Higg Co is no more.
The technology platform that hosts the popular Higg Index suite of social and environmental measurement tools is rebranding to Worldly, a move that it said it made, in part, to cut the confusion over who the organization is and what it does.
The Higg Index, which is owned by the Sustainable Apparel Coalition (SAC), the trade group from which Higg Co spun off in 2019, will retain its name. The SAC will also retain a shareholder stake in the new company.
Riffing off a reporter’s analogy, Jason Kibbey, Worldly’s CEO, compared the SAC to a movie studio and Worldly to Netflix. Worldly will continue to “broadcast” the SAC’s “films,” i.e. the Higg Index, to which it holds an exclusive license, but it might also do the same for a different “studio.” And, should it spy a gap in the market, it will create “films” of its own.
The latter point, fueled by heated conversations over the past year about the Higg Materials Sustainability Index’s ability to accurately capture a material’s footprint, is another reason for the identity change, Kibbey said. Higg Co, he said, realized it needed to be more of an intelligence hub, one with the flexibility to evolve in line with changing market and regulatory demands.
“Like where is the world going in terms of data and claims and making [them] actionable?” he asked. “And I think what we recognized is that we actually needed to be building some new tools that would allow a lot of the parts of the value chain that have just not been touched yet.”
These include what Kibbey described as the “huge percentage” of Tier 2 production, which includes yarn spinning and fabric milling, that’s never been measured in terms of carbon, water and even social impact. That’s data that needs to be freed, he said.
“We started hearing requests from our customers and hearing from some of the factories that they wanted something really light and easy that could get carbon and water data quickly,” he said. “And so we knew that we actually needed to launch this as a new product and launch other new products to meet the challenges of due diligence as well as other things that are going to be outside of the Higg index [but] still very complementary.”
Worldly’s “All Quiet on the Western Front,” to continue the Netflix analogy, is the Factory Data Solution, which it says is an “industry-first” effort to capture and share real-time utility bill data from factories across the supply chain. It has tapped inspection and certification giant SGS to help it determine the accuracy of the data at scale, though it may recruit others as the scheme grows.
As Higg Co, Worldly had been collecting utility bill data for many years, only “in summary,” Kibbey said. Factories, he added, were telling the organization that they wanted a simple way to validate and share that data that takes a few minutes a month rather than a “large annual reporting process.” Brands were also looking for ways to understand their supply chain—what’s getting better, what’s getting worse and where they can target investments to drive the biggest improvements, he said.
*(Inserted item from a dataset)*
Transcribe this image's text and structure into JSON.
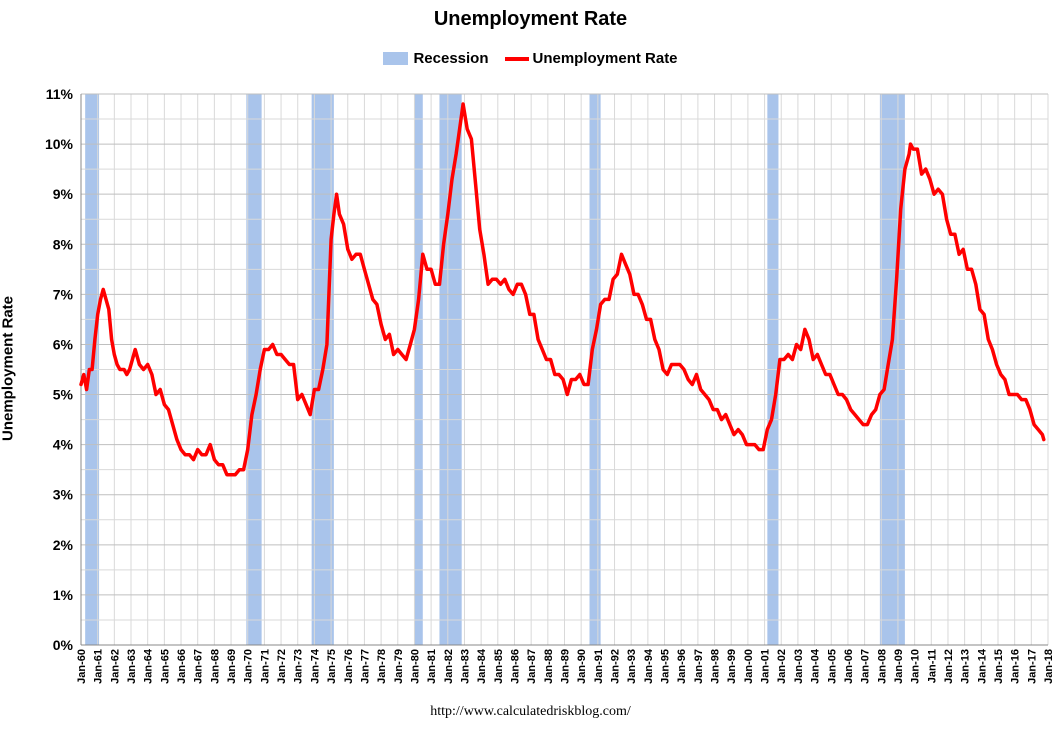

“One of the things is that the reporting burden on the factories is pretty heavy and often really complicated,” Kibbey said. “And we just wanted to make this as absolutely simple as possible so that they can be demonstrating their impact really quickly without hundreds of hours of work. We just want them to be able to do it in a few minutes.”
Kibbey said he expects several thousand factories to get on board with the tool over the next year. In time, however, he hopes it will become “ubiquitous” and “reach a lot of the corners of the fashion industry that just haven’t been touched.”
“[A question like] how many factories are there is even hard to ,” he said. “A lot of that is because there are a lot of these smaller upstream suppliers that are doing the knitting or the spinning for the thread or they’re doing the dyeing or the finishing that are kind of off-grid. And they can often be invisible in the value chain and that is who we really want to target with this.”
To be sure, the Factory Data Solution isn’t a means to an end in itself, Kibbey said. What Wordly hopes for is that it spurs more and faster investment.
“If we can really show where essentially investment and where changes are making a difference, we really hope that that unlocks more capital to create more change because the need for vast decarbonization across the value chain is really critical,” he said.
The “pressure for change” from stakeholders, customers and even internally from within a company has “never been stronger,” Kibbey said.
“What we really need now is help in figuring out how do you accelerate that change,” he said. “Where do you make investments? How do you actually know that when you’re you’re putting money and time into changing your value chain, that it’s moving the needle?”
So why “Worldly”?
“One of the reasons for the relaunch is I think we’re walking into a world where regulations such as mandatory human rights and environmental due diligence value chains [are] going to become a norm, and so brands who may have just been thinking that sustainability is nice to have, are now going to integrate this with into their business practices,” Kibbey said. “They need essentially systems and platforms that allow them to do that.”
It’s “no secret” that brands are coming up short on their carbon ambitions, he said.
“Ultimately we want to support the whole fashion sector and other consumer goods sectors in actually catching up with the science-based targets that they’re falling behind on because we need to see acceleration right now,” Kibbey said. “I want to continue to be an optimist.”